Le mardi 17 décembre 2025 restera marqué par un spectacle inhabituel dans le golfe Persique. Les eaux bordant l'île iranienne de Qeshm ont pris une teinte rouge vif, presque sanglante. Cette transformation spectaculaire a été capturée en vidéo et s'est rapidement propagée sur les réseaux sociaux, témoignant d'un événement météorologique rare et intense.

L'origine de ce changement radical de couleur réside dans des pluies torrentielles d'une violence anormale qui se sont abattues sur l'île. Selon les rapports, près de 100 millimètres de précipitations sont tombés en une seule nuit. Ce volume dépasse de près de cinq fois la moyenne mensuelle habituelle pour cette région. Ce déluge puissant a provoqué l'érosion des rivages abrupts de l'île, emportant avec lui des sédiments riches en fer, une terre connue localement sous le nom de « Golak ».

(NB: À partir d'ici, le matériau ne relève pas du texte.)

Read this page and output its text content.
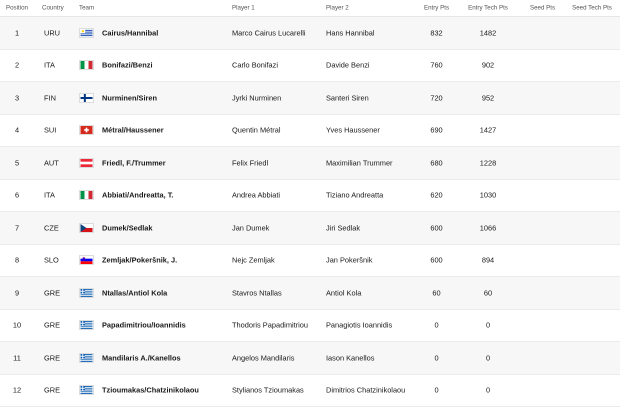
Position	Country	Team	Player 1	Player 2	Entry Pts	Entry Tech Pts	Seed Pts	Seed Tech Pts
1	URU	Cairus/Hannibal	Marco Cairus Lucarelli	Hans Hannibal	832	1482
2	ITA	Bonifazi/Benzi	Carlo Bonifazi	Davide Benzi	760	902
3	FIN	Nurminen/Siren	Jyrki Nurminen	Santeri Siren	720	952
4	SUI	Métral/Haussener	Quentin Métral	Yves Haussener	690	1427
5	AUT	Friedl, F./Trummer	Felix Friedl	Maximilian Trummer	680	1228
6	ITA	Abbiati/Andreatta, T.	Andrea Abbiati	Tiziano Andreatta	620	1030
7	CZE	Dumek/Sedlak	Jan Dumek	Jiri Sedlak	600	1066
8	SLO	Zemljak/Pokeršnik, J.	Nejc Zemljak	Jan Pokeršnik	600	894
9	GRE	Ntallas/Antiol Kola	Stavros Ntallas	Antiol Kola	60	60
10	GRE	Papadimitriou/Ioannidis	Thodoris Papadimitriou	Panagiotis Ioannidis	0	0
11	GRE	Mandilaris A./Kanellos	Angelos Mandilaris	Iason Kanellos	0	0
12	GRE	Tzioumakas/Chatzinikolaou	Stylianos Tzioumakas	Dimitrios Chatzinikolaou	0	0
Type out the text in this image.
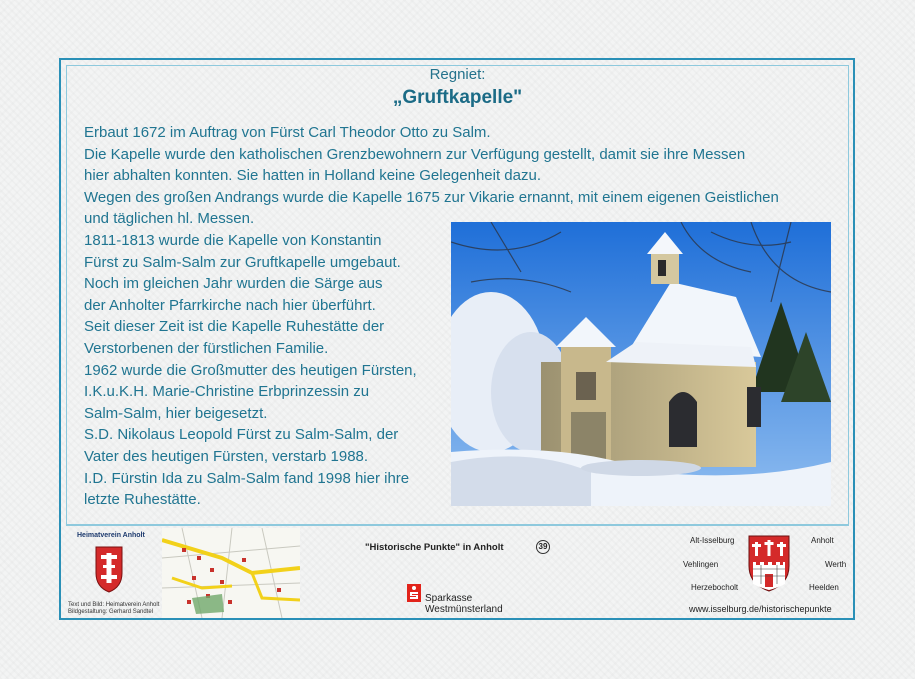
Regniet:
„Gruftkapelle"
Erbaut 1672 im Auftrag von Fürst Carl Theodor Otto zu Salm.
Die Kapelle wurde den katholischen Grenzbewohnern zur Verfügung gestellt, damit sie ihre Messen
hier abhalten konnten. Sie hatten in Holland keine Gelegenheit dazu.
Wegen des großen Andrangs wurde die Kapelle 1675 zur Vikarie ernannt, mit einem eigenen Geistlichen
und täglichen hl. Messen.
1811-1813 wurde die Kapelle von Konstantin
Fürst zu Salm-Salm zur Gruftkapelle umgebaut.
Noch im gleichen Jahr wurden die Särge aus
der Anholter Pfarrkirche nach hier überführt.
Seit dieser Zeit ist die Kapelle Ruhestätte der
Verstorbenen der fürstlichen Familie.
1962 wurde die Großmutter des heutigen Fürsten,
I.K.u.K.H. Marie-Christine Erbprinzessin zu
Salm-Salm, hier beigesetzt.
S.D. Nikolaus Leopold Fürst zu Salm-Salm, der
Vater des heutigen Fürsten, verstarb 1988.
I.D. Fürstin Ida zu Salm-Salm fand 1998 hier ihre
letzte Ruhestätte.
Heimatverein Anholt
Text und Bild: Heimatverein Anholt
Bildgestaltung: Gerhard Sandtel
"Historische Punkte" in Anholt	39
Sparkasse
Westmünsterland
Alt-Isselburg	Anholt
Vehlingen	Werth
Herzebocholt	Heelden
www.isselburg.de/historischepunkte
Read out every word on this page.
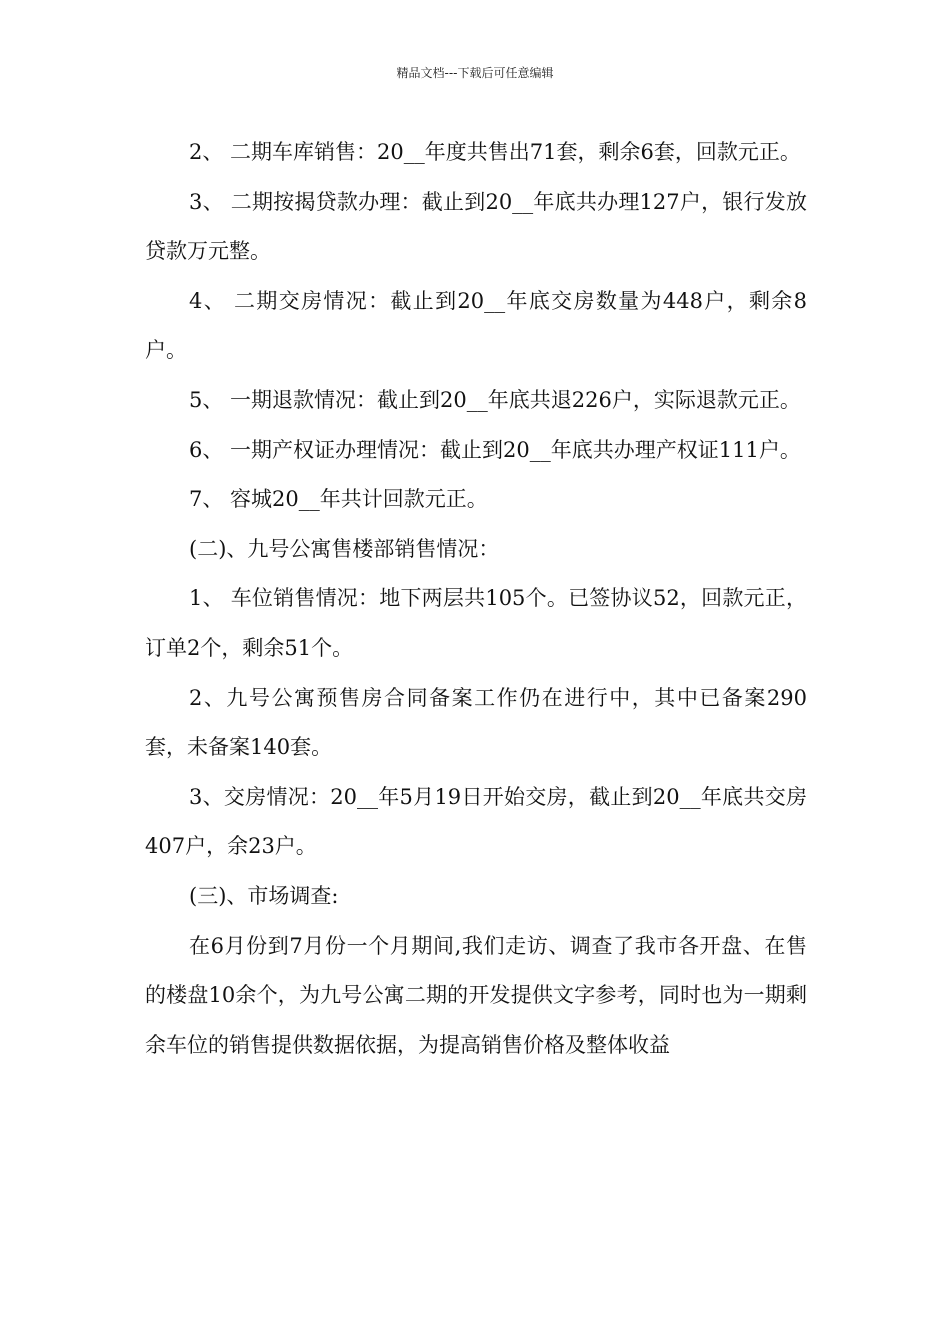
精品文档---下载后可任意编辑

2、 二期车库销售：20__年度共售出71套，剩余6套，回款元正。

3、 二期按揭贷款办理：截止到20__年底共办理127户，银行发放贷款万元整。

4、 二期交房情况：截止到20__年底交房数量为448户，剩余8户。

5、 一期退款情况：截止到20__年底共退226户，实际退款元正。

6、 一期产权证办理情况：截止到20__年底共办理产权证111户。

7、 容城20__年共计回款元正。

(二)、九号公寓售楼部销售情况：

1、 车位销售情况：地下两层共105个。已签协议52，回款元正，订单2个，剩余51个。

2、九号公寓预售房合同备案工作仍在进行中，其中已备案290套，未备案140套。

3、交房情况：20__年5月19日开始交房，截止到20__年底共交房407户，余23户。

(三)、市场调查:

在6月份到7月份一个月期间,我们走访、调查了我市各开盘、在售的楼盘10余个，为九号公寓二期的开发提供文字参考，同时也为一期剩余车位的销售提供数据依据，为提高销售价格及整体收益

Ces coulées d'eau chargées ont ensuite déversé leur contenu dans le golfe Persique, créant cette illusion saisissante d'eaux côtières « ensanglantées ». Les scientifiques ont rapidement analysé ce phénomène, le reliant aux caractéristiques géologiques singulières de l'île. Qeshm, surnommée l'« Île Arc-en-ciel » en raison de sa composition minérale exceptionnelle, possède déjà des plages naturellement rouges, comme Sahel Sorkh, dues à la forte présence d'oxyde de fer.

Les experts ont confirmé que cette coloration rouge est directement attribuable à une forte concentration d'hématite, un minéral d'oxyde de fer présent dans la roche volcanique de l'île. Ils ont tenu à rassurer le public, affirmant que cet événement est purement naturel, temporaire, et ne représente aucune menace pour la santé humaine ni pour l'écosystème marin environnant. C'est une manifestation de la géologie locale exacerbée par des conditions climatiques extrêmes.

Ce déversement d'eau survient dans un contexte national préoccupant. L'Iran traversait en 2025 l'une des pires sécheresses enregistrées au cours des cinquante dernières années, entraînant des niveaux d'eau critiques dans les réservoirs, y compris ceux desservant Téhéran. Bien que ces précipitations aient été accueillies avec un certain soulagement, les autorités ont souligné qu'elles étaient insuffisantes pour pallier la crise hydrique structurelle, aggravée par le changement climatique et des décennies de mauvaise gestion des ressources en eau.

La soudaineté de ces pluies a d'ailleurs eu des répercussions immédiates sur les infrastructures. Les services de la province de Hormozgan ont été contraints de fermer plusieurs routes en raison d'inondations localisées, conséquences directes de l'intensité inhabituelle des averses. Parallèlement aux explications scientifiques, les réseaux sociaux ont vu fleurir des comparaisons avec des signes annonciateurs bibliques.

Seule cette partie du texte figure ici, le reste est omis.